Personal information
- Born: June 13, 1922 Bakersfield, California, U.S.
- Died: August 20, 2007 (aged 85) Bakersfield, California, U.S.
- Listed height: 6 ft 1 in (1.85 m)
- Listed weight: 197 lb (89 kg)

Career information
- High school: Bakersfield
- College: UCLA (1940-1942, 1946)
- NFL draft: 1947: 3rd round, 20th overall pick

Career history
- Los Angeles Dons (1947-1949);

Awards and highlights
- Unanimous All-American (1946); First-team All-PCC (1946); UCLA Bruins No. 38 retired;

Career AAFC statistics
- Receptions: 24
- Receiving yards: 397
- Receiving touchdowns: 1
- Stats at Pro Football Reference

= Burr Baldwin =

American football player (1922–2007)

Burr Browning Baldwin (June 13, 1922 - August 20, 2007) was an American professional football player. He played college football for the UCLA Bruins, and became the school's first player to receive All-American honors. Baldwin played pro football for three years with the Los Angeles Dons of the All-America Football Conference (AAFC).

==Biography==
Baldwin attended Bakersfield High School in Bakersfield, California. He attended college at the University of California, Los Angeles, where he played for the Bruins as an end from 1940 to 1942. In 1943, he put his education and playing career on hiatus to enter the U.S. Army during World War II. He served from May 1943 to July 1946 and became an infantry captain in three campaigns in the European theater of operations.

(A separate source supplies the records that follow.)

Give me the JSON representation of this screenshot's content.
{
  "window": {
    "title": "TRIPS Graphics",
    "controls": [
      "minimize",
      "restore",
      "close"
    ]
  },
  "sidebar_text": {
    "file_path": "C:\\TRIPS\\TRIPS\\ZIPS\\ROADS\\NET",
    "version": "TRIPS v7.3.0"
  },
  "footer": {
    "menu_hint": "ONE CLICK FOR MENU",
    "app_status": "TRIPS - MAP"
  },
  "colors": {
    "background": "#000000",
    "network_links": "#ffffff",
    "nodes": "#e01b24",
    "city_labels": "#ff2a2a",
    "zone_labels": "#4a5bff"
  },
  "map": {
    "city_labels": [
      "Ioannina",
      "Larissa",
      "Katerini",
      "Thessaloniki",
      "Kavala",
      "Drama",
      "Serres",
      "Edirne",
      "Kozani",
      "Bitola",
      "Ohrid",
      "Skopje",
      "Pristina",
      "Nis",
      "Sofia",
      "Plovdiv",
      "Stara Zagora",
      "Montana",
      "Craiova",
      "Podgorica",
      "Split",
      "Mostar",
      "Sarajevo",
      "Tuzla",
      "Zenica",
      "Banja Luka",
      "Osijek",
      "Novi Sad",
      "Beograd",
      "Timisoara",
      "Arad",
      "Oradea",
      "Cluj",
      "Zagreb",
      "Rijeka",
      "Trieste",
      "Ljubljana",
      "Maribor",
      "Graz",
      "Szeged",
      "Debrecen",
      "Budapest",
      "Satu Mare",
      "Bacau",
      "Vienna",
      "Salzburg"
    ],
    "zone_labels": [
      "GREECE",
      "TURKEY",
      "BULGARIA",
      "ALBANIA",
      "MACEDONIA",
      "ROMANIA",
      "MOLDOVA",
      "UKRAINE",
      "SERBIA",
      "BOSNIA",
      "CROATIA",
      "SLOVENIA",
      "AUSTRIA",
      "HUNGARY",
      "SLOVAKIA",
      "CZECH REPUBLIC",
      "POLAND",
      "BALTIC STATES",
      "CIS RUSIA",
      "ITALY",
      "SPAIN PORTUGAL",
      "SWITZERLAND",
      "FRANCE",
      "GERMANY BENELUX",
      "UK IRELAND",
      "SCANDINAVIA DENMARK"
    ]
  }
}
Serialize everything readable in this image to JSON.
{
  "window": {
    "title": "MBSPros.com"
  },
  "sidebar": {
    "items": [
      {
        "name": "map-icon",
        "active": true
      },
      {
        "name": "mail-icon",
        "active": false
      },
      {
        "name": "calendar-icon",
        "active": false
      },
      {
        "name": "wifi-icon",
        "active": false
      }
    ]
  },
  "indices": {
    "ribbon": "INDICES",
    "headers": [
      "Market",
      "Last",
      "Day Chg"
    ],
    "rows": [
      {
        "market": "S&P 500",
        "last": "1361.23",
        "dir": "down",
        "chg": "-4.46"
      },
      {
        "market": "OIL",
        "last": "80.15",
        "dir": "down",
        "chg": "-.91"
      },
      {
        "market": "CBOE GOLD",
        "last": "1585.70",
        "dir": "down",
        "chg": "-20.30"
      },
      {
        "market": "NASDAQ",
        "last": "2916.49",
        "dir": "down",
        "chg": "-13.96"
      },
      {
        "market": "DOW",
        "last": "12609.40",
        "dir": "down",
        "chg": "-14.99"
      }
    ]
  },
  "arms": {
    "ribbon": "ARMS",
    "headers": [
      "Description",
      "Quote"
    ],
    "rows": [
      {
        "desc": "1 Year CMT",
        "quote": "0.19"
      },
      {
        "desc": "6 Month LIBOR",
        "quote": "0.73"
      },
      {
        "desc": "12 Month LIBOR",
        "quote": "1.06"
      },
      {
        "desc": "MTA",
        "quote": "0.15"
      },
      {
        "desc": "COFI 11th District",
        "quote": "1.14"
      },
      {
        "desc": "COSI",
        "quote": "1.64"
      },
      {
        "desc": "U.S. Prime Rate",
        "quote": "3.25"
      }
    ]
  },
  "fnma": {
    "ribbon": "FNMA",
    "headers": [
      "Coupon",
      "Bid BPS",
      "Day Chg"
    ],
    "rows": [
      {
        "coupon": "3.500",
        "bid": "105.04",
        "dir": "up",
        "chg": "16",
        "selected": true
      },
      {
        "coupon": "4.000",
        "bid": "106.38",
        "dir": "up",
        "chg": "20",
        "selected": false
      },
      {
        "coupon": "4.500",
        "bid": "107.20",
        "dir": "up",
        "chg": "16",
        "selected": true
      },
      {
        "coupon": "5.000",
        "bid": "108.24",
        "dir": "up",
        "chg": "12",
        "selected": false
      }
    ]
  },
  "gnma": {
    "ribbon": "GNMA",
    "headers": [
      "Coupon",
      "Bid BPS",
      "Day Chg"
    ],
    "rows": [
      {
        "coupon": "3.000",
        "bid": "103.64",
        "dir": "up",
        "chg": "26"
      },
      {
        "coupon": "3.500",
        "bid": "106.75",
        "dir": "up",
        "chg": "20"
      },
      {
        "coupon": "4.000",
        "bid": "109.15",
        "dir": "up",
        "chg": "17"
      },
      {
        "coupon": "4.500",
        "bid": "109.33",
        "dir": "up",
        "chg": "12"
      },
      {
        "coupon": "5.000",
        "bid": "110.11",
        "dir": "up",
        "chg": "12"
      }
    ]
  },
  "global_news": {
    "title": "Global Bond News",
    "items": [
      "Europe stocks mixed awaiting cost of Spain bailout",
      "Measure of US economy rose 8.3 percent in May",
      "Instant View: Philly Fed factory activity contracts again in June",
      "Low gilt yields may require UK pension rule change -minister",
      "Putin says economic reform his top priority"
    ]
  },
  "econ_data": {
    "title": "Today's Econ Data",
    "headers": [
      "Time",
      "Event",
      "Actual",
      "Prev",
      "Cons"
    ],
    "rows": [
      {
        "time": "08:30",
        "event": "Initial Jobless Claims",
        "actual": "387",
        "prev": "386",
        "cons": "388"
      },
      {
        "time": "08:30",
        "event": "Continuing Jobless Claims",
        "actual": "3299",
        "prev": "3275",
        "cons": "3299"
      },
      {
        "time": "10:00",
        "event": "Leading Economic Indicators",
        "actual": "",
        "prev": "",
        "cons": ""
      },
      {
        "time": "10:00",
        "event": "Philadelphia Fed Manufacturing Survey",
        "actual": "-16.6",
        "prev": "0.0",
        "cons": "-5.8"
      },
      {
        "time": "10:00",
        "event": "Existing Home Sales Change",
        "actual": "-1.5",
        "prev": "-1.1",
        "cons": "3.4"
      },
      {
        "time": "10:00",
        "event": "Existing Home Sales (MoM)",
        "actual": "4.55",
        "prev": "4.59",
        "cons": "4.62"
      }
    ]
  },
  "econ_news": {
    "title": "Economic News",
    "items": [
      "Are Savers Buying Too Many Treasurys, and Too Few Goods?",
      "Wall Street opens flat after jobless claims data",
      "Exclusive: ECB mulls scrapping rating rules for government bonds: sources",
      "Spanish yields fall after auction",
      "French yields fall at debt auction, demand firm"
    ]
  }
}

After the war, he returned to UCLA, and in 1946, became the first UCLA football player to earn All-America honors. He played in two Rose Bowls for UCLA and in 1947 was drafted by the Green Bay Packers.

After college, Baldwin played professional football with the Los Angeles Dons from 1947 to 1949. He returned to military service during the Korean War from 1951 to 1953. Baldwin spent fifty years working as an insurance broker before he retired in July 2007. He died at his home in Bakersfield on August 20, 2007, of complications due to cancer. The Bob Elias Kern County Sports Hall of Fame inducted Baldwin in February 1969.